Orden o instituto religioso
En sentido canónico, una orden religiosa forma parte de los institutos de vida consagrada. Sus miembros abrazan una forma estable de vida, siguen constituciones aprobadas y, en los institutos religiosos, profesan votos públicos. La autoridad eclesiástica determina su régimen jurídico, su gobierno y su misión.
Por tanto, no toda comunidad llamada «de penitentes» fue una orden religiosa en sentido estricto. Algunas comunidades tuvieron reglas y superiores, pero otras fueron simples agrupaciones locales de fieles.
Asociación pública de fieles
El derecho canónico distingue entre asociaciones públicas y asociaciones privadas de fieles. La asociación pública nace mediante la erección de la autoridad eclesiástica competente y actúa en nombre de la Iglesia dentro de los fines confiados a su misión. La autoridad eclesiástica aprueba sus estatutos, supervisa su actividad y puede confiarle determinadas tareas apostólicas.

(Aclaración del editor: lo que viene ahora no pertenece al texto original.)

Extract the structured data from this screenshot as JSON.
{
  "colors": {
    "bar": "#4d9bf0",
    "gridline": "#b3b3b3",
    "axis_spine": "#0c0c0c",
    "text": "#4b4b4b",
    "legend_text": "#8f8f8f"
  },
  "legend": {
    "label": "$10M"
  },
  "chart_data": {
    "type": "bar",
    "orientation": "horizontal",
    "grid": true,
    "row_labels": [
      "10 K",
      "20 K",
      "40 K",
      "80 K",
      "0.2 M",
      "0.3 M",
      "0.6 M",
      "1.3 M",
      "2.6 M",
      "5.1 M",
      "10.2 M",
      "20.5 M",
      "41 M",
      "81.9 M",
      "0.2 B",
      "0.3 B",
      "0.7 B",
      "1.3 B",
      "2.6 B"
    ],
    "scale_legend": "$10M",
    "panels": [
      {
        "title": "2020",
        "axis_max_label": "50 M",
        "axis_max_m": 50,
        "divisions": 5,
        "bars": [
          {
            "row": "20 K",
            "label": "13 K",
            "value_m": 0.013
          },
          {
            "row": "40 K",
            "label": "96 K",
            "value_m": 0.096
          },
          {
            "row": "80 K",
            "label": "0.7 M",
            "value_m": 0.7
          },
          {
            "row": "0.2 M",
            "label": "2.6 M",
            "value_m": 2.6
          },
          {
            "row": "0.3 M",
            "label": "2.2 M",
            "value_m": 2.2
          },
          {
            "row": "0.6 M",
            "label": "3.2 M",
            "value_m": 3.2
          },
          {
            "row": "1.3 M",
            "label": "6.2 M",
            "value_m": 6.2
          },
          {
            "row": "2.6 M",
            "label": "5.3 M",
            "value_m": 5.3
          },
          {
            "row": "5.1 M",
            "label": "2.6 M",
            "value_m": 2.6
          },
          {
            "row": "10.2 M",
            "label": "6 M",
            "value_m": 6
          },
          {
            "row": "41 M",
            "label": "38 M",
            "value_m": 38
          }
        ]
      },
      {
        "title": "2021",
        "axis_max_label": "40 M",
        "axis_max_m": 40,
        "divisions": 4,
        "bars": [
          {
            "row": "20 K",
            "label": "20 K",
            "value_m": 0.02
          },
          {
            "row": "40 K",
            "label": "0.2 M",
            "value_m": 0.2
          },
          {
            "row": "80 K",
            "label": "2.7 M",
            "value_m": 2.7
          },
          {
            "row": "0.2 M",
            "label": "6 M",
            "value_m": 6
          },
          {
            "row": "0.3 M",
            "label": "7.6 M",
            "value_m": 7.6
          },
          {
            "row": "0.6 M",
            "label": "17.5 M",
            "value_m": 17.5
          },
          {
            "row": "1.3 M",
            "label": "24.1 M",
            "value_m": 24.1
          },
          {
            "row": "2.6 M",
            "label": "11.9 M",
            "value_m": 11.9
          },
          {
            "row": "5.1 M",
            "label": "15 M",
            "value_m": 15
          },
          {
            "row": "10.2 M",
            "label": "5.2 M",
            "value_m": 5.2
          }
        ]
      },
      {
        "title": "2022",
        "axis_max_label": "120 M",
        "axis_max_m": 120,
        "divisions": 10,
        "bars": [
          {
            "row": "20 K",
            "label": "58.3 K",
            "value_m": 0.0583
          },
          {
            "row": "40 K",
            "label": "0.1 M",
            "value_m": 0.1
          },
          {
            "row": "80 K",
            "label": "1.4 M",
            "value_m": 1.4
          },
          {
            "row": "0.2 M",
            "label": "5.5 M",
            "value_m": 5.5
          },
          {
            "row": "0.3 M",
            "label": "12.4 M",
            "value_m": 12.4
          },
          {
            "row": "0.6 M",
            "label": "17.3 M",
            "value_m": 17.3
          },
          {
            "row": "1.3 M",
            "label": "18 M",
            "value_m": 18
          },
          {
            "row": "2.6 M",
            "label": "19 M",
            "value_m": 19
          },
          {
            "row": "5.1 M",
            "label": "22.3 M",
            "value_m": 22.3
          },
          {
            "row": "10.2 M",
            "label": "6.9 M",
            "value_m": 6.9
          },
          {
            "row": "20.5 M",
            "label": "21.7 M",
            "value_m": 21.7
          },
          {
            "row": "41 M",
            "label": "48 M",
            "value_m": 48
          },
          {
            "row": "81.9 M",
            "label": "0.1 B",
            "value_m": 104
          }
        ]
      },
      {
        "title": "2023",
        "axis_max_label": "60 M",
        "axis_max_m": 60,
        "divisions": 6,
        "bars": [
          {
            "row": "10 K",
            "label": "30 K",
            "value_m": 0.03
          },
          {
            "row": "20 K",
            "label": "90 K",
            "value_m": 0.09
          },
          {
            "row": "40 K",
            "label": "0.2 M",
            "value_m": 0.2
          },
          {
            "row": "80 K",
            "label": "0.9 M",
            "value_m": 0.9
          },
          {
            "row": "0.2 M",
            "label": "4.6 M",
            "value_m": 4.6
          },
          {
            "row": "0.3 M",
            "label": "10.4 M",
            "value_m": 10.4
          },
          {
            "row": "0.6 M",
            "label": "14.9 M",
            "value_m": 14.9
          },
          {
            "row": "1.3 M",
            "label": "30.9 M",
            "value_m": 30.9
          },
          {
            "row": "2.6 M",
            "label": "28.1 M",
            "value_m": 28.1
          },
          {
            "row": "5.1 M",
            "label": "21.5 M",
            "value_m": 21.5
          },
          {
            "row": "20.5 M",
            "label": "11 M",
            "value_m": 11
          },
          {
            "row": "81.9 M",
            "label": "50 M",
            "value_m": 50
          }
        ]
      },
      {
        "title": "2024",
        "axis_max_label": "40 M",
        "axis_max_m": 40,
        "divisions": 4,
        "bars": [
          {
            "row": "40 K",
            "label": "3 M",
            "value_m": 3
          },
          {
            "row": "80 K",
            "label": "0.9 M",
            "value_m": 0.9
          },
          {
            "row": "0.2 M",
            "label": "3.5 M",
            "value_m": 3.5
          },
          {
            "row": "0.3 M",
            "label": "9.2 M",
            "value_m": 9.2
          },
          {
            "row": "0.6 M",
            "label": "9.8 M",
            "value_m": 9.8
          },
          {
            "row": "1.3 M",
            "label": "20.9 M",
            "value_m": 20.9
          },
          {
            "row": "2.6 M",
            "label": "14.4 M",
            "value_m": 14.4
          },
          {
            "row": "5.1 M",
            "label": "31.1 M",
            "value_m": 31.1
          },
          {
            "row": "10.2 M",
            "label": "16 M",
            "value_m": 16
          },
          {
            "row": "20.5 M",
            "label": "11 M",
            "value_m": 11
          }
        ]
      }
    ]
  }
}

El Código de Derecho Canónico contempla la posibilidad de que la autoridad eclesiástica erija asociaciones para fines espirituales cuya consecución no quede suficientemente atendida por la iniciativa privada de los fieles.
La denominación «pública» no significa simplemente que una asociación actúe ante la sociedad o reúna a muchas personas. Su sentido principal deriva de su relación jurídica con la autoridad eclesiástica y de la misión que desempeña en nombre de la Iglesia.
Asociación privada de fieles
Los fieles pueden constituir asociaciones privadas conforme al derecho canónico. La iniciativa procede de los propios miembros, aunque la asociación mantiene una relación con la autoridad eclesiástica y debe respetar la doctrina, la disciplina y la comunión de la Iglesia.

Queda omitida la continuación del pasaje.